I don’t think it’s physically possible to be more Gen X than Miles Bron.

[stern look]

You beHAVE yourself, now.

Well, obviously not Whiskey, played by Madisyn Cline, who is 25.

Peg wasn’t a shithead, so she doesn’t count. She was played by a 30-year-old, Jessica Henwick.

True, but I didn’t really consider Whiskey or Peg to be a shithead. Just the four plus Miles (who are also really the dumbest characters).

(Saw it last night)

The temptation to pull a Miles Bron and pass off other people’s cleverness as my own is strong, but I shall rise above it and share this critique, which argues that Glass Onion is not a whodunnit at all, but a thriller/heist movie in which Helen and Blanc put together and execute a scheme to steal Miles’ good name.

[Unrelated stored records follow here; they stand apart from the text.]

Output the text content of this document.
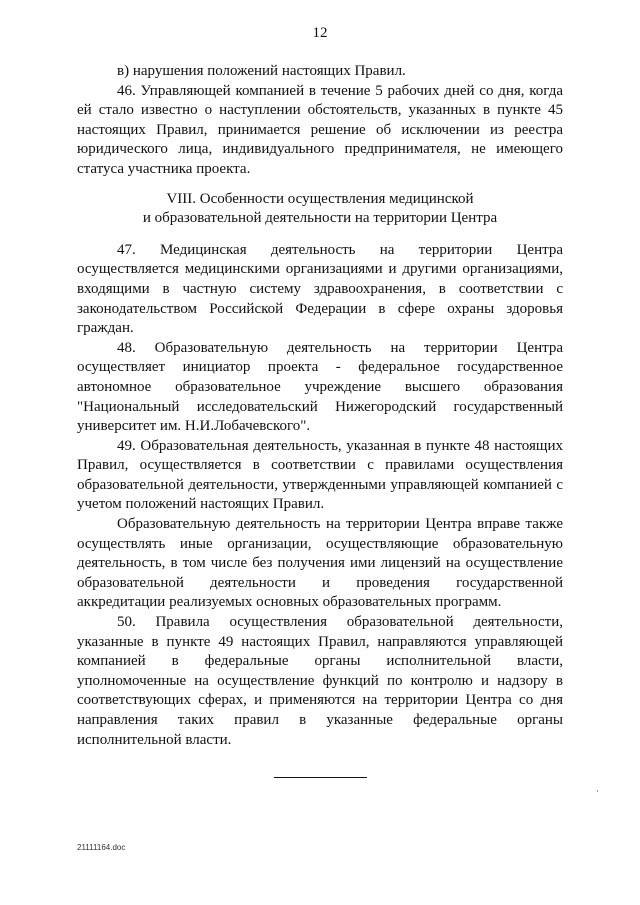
12

в) нарушения положений настоящих Правил.

46. Управляющей компанией в течение 5 рабочих дней со дня, когда ей стало известно о наступлении обстоятельств, указанных в пункте 45 настоящих Правил, принимается решение об исключении из реестра юридического лица, индивидуального предпринимателя, не имеющего статуса участника проекта.

VIII. Особенности осуществления медицинской
и образовательной деятельности на территории Центра

47. Медицинская деятельность на территории Центра осуществляется медицинскими организациями и другими организациями, входящими в частную систему здравоохранения, в соответствии с законодательством Российской Федерации в сфере охраны здоровья граждан.

48. Образовательную деятельность на территории Центра осуществляет инициатор проекта - федеральное государственное автономное образовательное учреждение высшего образования "Национальный исследовательский Нижегородский государственный университет им. Н.И.Лобачевского".

49. Образовательная деятельность, указанная в пункте 48 настоящих Правил, осуществляется в соответствии с правилами осуществления образовательной деятельности, утвержденными управляющей компанией с учетом положений настоящих Правил.

Образовательную деятельность на территории Центра вправе также осуществлять иные организации, осуществляющие образовательную деятельность, в том числе без получения ими лицензий на осуществление образовательной деятельности и проведения государственной аккредитации реализуемых основных образовательных программ.

50. Правила осуществления образовательной деятельности, указанные в пункте 49 настоящих Правил, направляются управляющей компанией в федеральные органы исполнительной власти, уполномоченные на осуществление функций по контролю и надзору в соответствующих сферах, и применяются на территории Центра со дня направления таких правил в указанные федеральные органы исполнительной власти.

21111164.doc
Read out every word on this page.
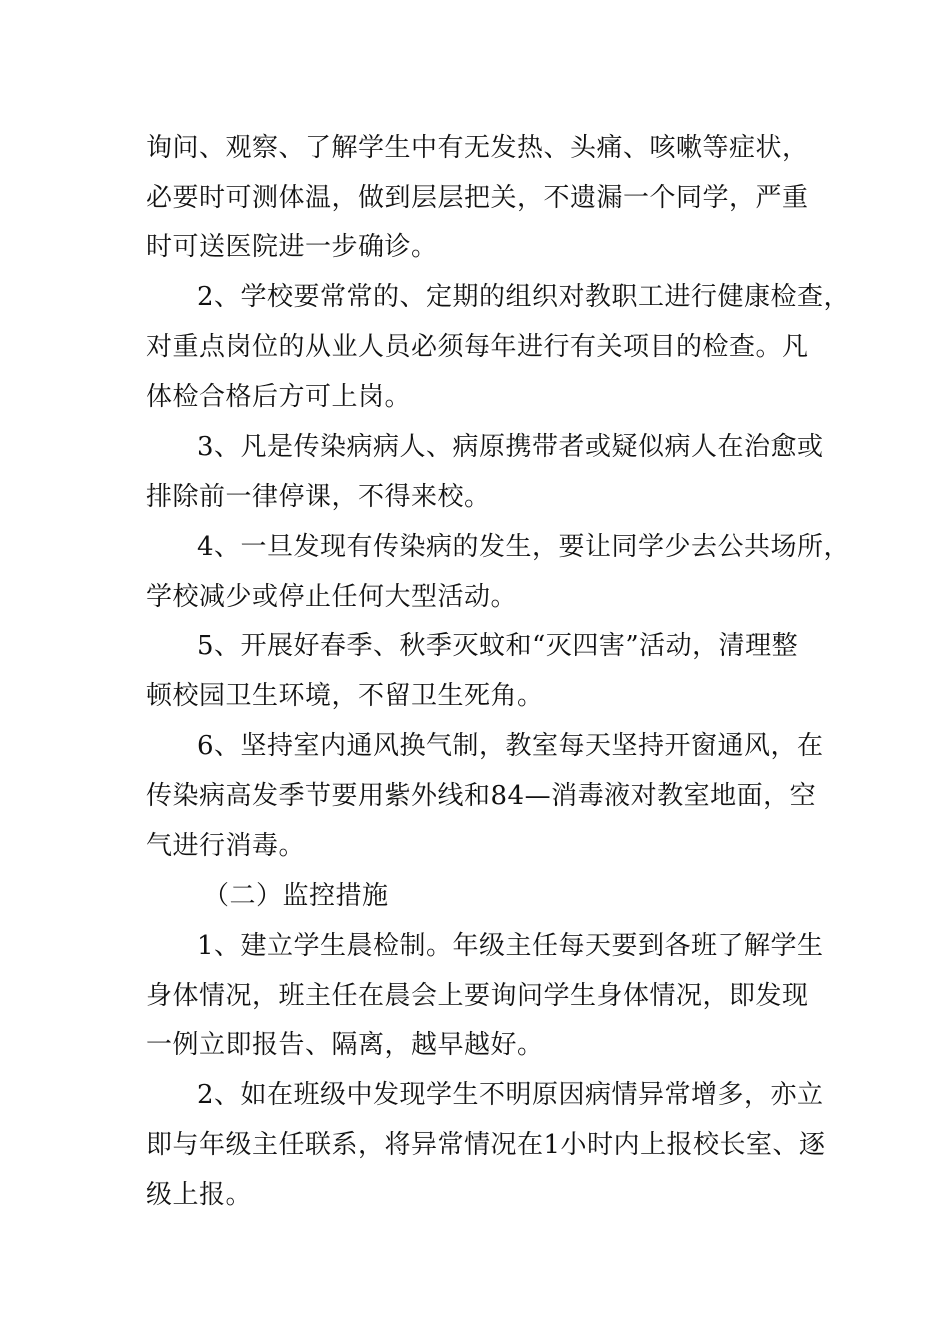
询问、观察、了解学生中有无发热、头痛、咳嗽等症状，
必要时可测体温，做到层层把关，不遗漏一个同学，严重
时可送医院进一步确诊。
2、学校要常常的、定期的组织对教职工进行健康检查，
对重点岗位的从业人员必须每年进行有关项目的检查。凡
体检合格后方可上岗。
3、凡是传染病病人、病原携带者或疑似病人在治愈或
排除前一律停课，不得来校。
4、一旦发现有传染病的发生，要让同学少去公共场所，
学校减少或停止任何大型活动。
5、开展好春季、秋季灭蚊和“灭四害”活动，清理整
顿校园卫生环境，不留卫生死角。
6、坚持室内通风换气制，教室每天坚持开窗通风，在
传染病高发季节要用紫外线和84—消毒液对教室地面，空
气进行消毒。
（二）监控措施
1、建立学生晨检制。年级主任每天要到各班了解学生
身体情况，班主任在晨会上要询问学生身体情况，即发现
一例立即报告、隔离，越早越好。
2、如在班级中发现学生不明原因病情异常增多，亦立
即与年级主任联系，将异常情况在1小时内上报校长室、逐
级上报。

https://twitter.com/sqiouyilu/status/1610325589327769600?t=enWgVbGXfwBR2tr_YIT-7g&s=19

I will only add that the cavalier treatment of Miles’ murder game backs this up: elaborate scheme full of red herrings and subtle clues dispensed with instantly because that’s not what we’re doing here.

That’s a great take.

Yes, wish it were mine.

I do appreciate that as @Miller says, the central message of both films is that rich (privileged) people suck. Glass Onion went further, I think, and made the explicit point that:

Rich people will take and take and take and then discard you without ever doubting their right to do so.
When you see past their self promotion they are shallow vapid fools.
You cannot fight them in the courts or through the system because they have the resources to trample your truth under their lies.
Institutions and people who know better will compromise themselves in pursuit of the golden tit.

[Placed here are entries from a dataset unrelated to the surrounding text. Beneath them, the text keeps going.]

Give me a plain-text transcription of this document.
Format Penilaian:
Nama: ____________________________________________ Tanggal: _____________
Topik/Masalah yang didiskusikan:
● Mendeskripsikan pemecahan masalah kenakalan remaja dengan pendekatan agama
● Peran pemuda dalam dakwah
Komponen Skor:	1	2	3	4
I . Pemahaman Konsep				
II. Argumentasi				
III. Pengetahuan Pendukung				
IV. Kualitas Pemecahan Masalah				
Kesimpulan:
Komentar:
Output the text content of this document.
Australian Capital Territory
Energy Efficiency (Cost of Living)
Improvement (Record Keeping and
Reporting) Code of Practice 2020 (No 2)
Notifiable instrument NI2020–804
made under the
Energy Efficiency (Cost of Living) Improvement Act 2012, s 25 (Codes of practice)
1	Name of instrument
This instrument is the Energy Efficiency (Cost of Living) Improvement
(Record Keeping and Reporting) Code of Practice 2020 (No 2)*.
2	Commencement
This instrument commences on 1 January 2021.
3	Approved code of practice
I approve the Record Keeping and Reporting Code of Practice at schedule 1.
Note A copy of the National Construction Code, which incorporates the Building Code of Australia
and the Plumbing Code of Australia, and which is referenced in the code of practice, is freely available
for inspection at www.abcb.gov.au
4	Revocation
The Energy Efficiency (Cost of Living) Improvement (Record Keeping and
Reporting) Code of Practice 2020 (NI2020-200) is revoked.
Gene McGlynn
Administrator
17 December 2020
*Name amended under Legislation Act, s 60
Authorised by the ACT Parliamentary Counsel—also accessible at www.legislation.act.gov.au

Your only option is BURN IT ALL DOWN.

…yeah, I read that last night, and I agree 100%. I think that also explains why, even though I think the first move was probably a “better” movie, I enjoyed the second one orders of magnitude better, because I love me a good heist. Leverage was always my favourite show on TV, not because it was (currently) seven seasons of non-stop-heists, but because they take on the rich and the powerful, and they always win. And in the world that we live in now, that’s all I really need out of my entertainment.

They weren’t hard-hard, but they rattled through them way too quickly because frankly no one wants to watch people sitting around solving puzzles when they’re just a trivial distraction.

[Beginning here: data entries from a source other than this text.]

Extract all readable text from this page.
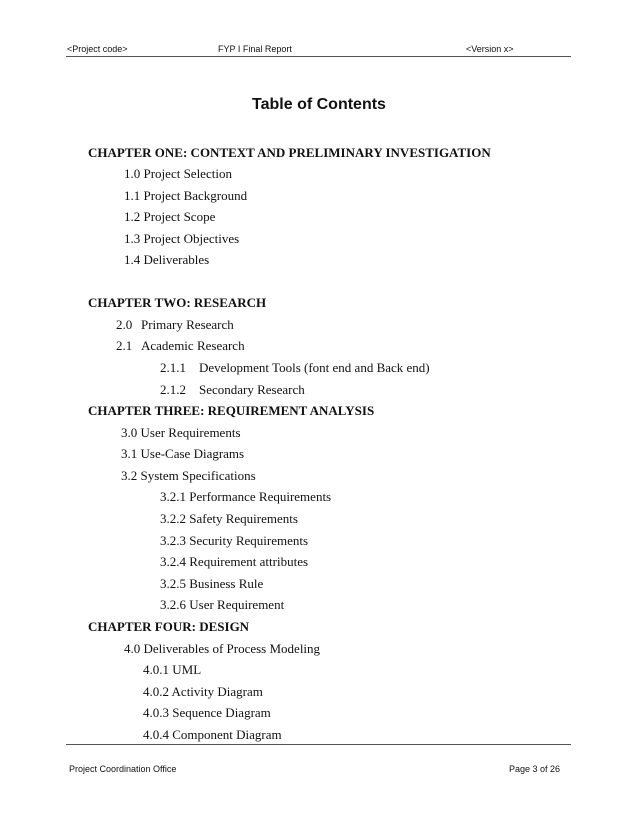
<Project code>	FYP I Final Report	<Version x>
Table of Contents
CHAPTER ONE: CONTEXT AND PRELIMINARY INVESTIGATION
1.0 Project Selection
1.1 Project Background
1.2 Project Scope
1.3 Project Objectives
1.4 Deliverables
CHAPTER TWO: RESEARCH
2.0 Primary Research
2.1 Academic Research
2.1.1 Development Tools (font end and Back end)
2.1.2 Secondary Research
CHAPTER THREE: REQUIREMENT ANALYSIS
3.0 User Requirements
3.1 Use-Case Diagrams
3.2 System Specifications
3.2.1 Performance Requirements
3.2.2 Safety Requirements
3.2.3 Security Requirements
3.2.4 Requirement attributes
3.2.5 Business Rule
3.2.6 User Requirement
CHAPTER FOUR: DESIGN
4.0 Deliverables of Process Modeling
4.0.1 UML
4.0.2 Activity Diagram
4.0.3 Sequence Diagram
4.0.4 Component Diagram
Project Coordination Office	Page 3 of 26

I will admit that I was kind of hoping for a reappearance of Duke’s mother. She was freaking hilarious. And Helen’s Alexandrian approach to “solving” the box was brilliant.

Which was kind of the point of Blanc’s rant about how stupid Bron and his plan was. I mean, there’s clearly a potshot at the fanboys who insist their alpha tech / social media guru is playing 5D chess even when he’s doing incredibly stupid shit, but the twist here is literally that it’s not a cleverly planned murder plot at all, but just a lying dumbass winging it.

Because then he gets asked why he didn’t just burn it, which he then does, much like the “gun on the table in the dark” thing. Because that’s the kind of idiot he is.

Whereas Helen waves it around because she’s really pissed off.

Quite a funny scene, but sad too. I note that there was a dedication to Lansbury and Sondheim in the credits.

Is it that he’s mad about what happened to his piano?

He wears a neckerchief and Manolo sandals. I’m just saying.

I highly recommend Russian Doll (Netflix) which Lyonne co-wrote and stars in, if you haven’t seen it. S1 in particular is fantastic.

Yo-yo Ma took me a moment - it’s been a long time since I’ve seen him and (like all of us) he’s aged. And it was “Fitness With Serena”.

Ha! Me too!

But the improvised murder was itself incredibly stupid and unnecessary. He panicked and thought he had to do it right away, which he didn’t, and the whole thing would’ve unraveled and made him the prime suspect the instant autopsy results came in.

One of the videos I watched pointed out that early in the movie we learn that the guests were asked to provide a form with dietary restrictions, so that even if Bron didn’t already know about Duke’s allergy to pineapple from their long personal association, he got it from that form.

Is fatal allergy to pineapple really a thing?